Workplace bullying costs global employers billions of dollars every year in absenteeism, stress leave and lost productivity. Researchers from Australia have identified major risk areas for workplace bullying embedded in day-to-day practices.

In a paper published in the Journal of Occupational Health Psychology, lead author University of South Australia Professor Michelle Tuckey and colleagues from the Centre for Workplace Excellence, the University of Queensland and Auburn University in the U.S. offer a new way of tackling bullying at work.

They analyzed 342 real-life bullying complaints lodged with SafeWork SA, 60 percent of them from female employees. The highest number of complaints were from health and community services, property and business, and the retail sector. The complaints revealed the risk areas for bullying in organizations.

“The biggest risk of bullying is how people are managed day to day,” said Tuckey. “Some of that comes from the structures and processes in organizations, and we really need to put our efforts there if we want to get effective prevention.”

“It can be tempting to see bullying as a behavioral problem between individuals, but the evidence suggests that bullying actually reflects structural risks in the organizations themselves,” she said.
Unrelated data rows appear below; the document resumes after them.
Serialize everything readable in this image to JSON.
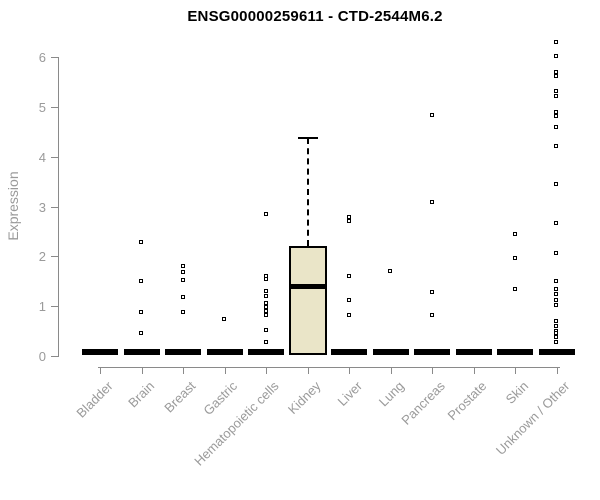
{
  "chart_data": {
    "type": "boxplot",
    "title": "ENSG00000259611 - CTD-2544M6.2",
    "ylabel": "Expression",
    "xlabel": "",
    "ylim": [
      0,
      6.5
    ],
    "yticks": [
      0,
      1,
      2,
      3,
      4,
      5,
      6
    ],
    "grid": false,
    "legend": "none",
    "colors": {
      "box_fill": "#EAE5C8",
      "box_border": "#000000",
      "axis": "#8a8a8a",
      "labels": "#9a9a9a",
      "title": "#000000",
      "points": "#000000"
    },
    "categories": [
      "Bladder",
      "Brain",
      "Breast",
      "Gastric",
      "Hematopoietic cells",
      "Kidney",
      "Liver",
      "Lung",
      "Pancreas",
      "Prostate",
      "Skin",
      "Unknown / Other"
    ],
    "series": [
      {
        "name": "Bladder",
        "median": 0,
        "box": null,
        "points": []
      },
      {
        "name": "Brain",
        "median": 0,
        "box": null,
        "points": [
          2.27,
          1.49,
          0.87,
          0.45
        ]
      },
      {
        "name": "Breast",
        "median": 0,
        "box": null,
        "points": [
          1.79,
          1.67,
          1.51,
          1.18,
          0.88
        ]
      },
      {
        "name": "Gastric",
        "median": 0,
        "box": null,
        "points": [
          0.73
        ]
      },
      {
        "name": "Hematopoietic cells",
        "median": 0,
        "box": null,
        "points": [
          2.83,
          1.59,
          1.53,
          1.29,
          1.2,
          1.06,
          0.98,
          0.9,
          0.82,
          0.52,
          0.28
        ]
      },
      {
        "name": "Kidney",
        "median": 1.4,
        "box": {
          "q1": 0.02,
          "median": 1.4,
          "q3": 2.21,
          "whisker_high": 4.38,
          "whisker_low": 0.02
        },
        "points": []
      },
      {
        "name": "Liver",
        "median": 0,
        "box": null,
        "points": [
          2.77,
          2.7,
          1.59,
          1.12,
          0.82
        ]
      },
      {
        "name": "Lung",
        "median": 0,
        "box": null,
        "points": [
          1.69
        ]
      },
      {
        "name": "Pancreas",
        "median": 0,
        "box": null,
        "points": [
          4.82,
          3.09,
          1.27,
          0.82
        ]
      },
      {
        "name": "Prostate",
        "median": 0,
        "box": null,
        "points": []
      },
      {
        "name": "Skin",
        "median": 0,
        "box": null,
        "points": [
          2.43,
          1.95,
          1.33
        ]
      },
      {
        "name": "Unknown / Other",
        "median": 0,
        "box": null,
        "points": [
          6.29,
          6.01,
          5.68,
          5.6,
          5.31,
          5.21,
          4.88,
          4.8,
          4.58,
          4.2,
          3.45,
          2.65,
          2.05,
          1.49,
          1.33,
          1.23,
          1.12,
          1.02,
          0.7,
          0.6,
          0.5,
          0.46,
          0.38,
          0.28
        ]
      }
    ]
  }
}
The major organizational risks have now been identified and built into a screening tool that has been validated in a hospital setting. “The tool predicts both individual-level and team-level workplace bullying risks that jeopardize the psychological health of employees,” said Tuckey.

Existing strategies, such as anti-bullying policies, bullying awareness training, incident reporting and investigating complaints, focus on behavior between individuals and overlook workplace structures.

“Workplace bullying undermines the functioning of employees and organizations alike. It leads to mental health problems, post-traumatic stress symptoms, emotional exhaustion, poor job satisfaction, high staff turnover, low productivity, sleep problems and even suicide risks,” said Tuckey.

The analysis showed that when supervisors are involved in coordinating and administering working hours, perceptions of bullying were linked to ineffective people management practices such as under-rostering, underpayment, and giving employees inadequate input into and control over their work schedules. Complaints also revealed unequal and inefficient access to leave, breaks and other entitlements.

As far as managing work performance, risky practices include altering job roles/functions without consultation; lack of clarity about expectations; failure to give employees guidance or direction; insufficient training; lack of opportunities for growth and development; unmanageable workloads and unreasonable deadlines; setting unachievable targets or goals; failure to provide guidance regarding how to address underperformance.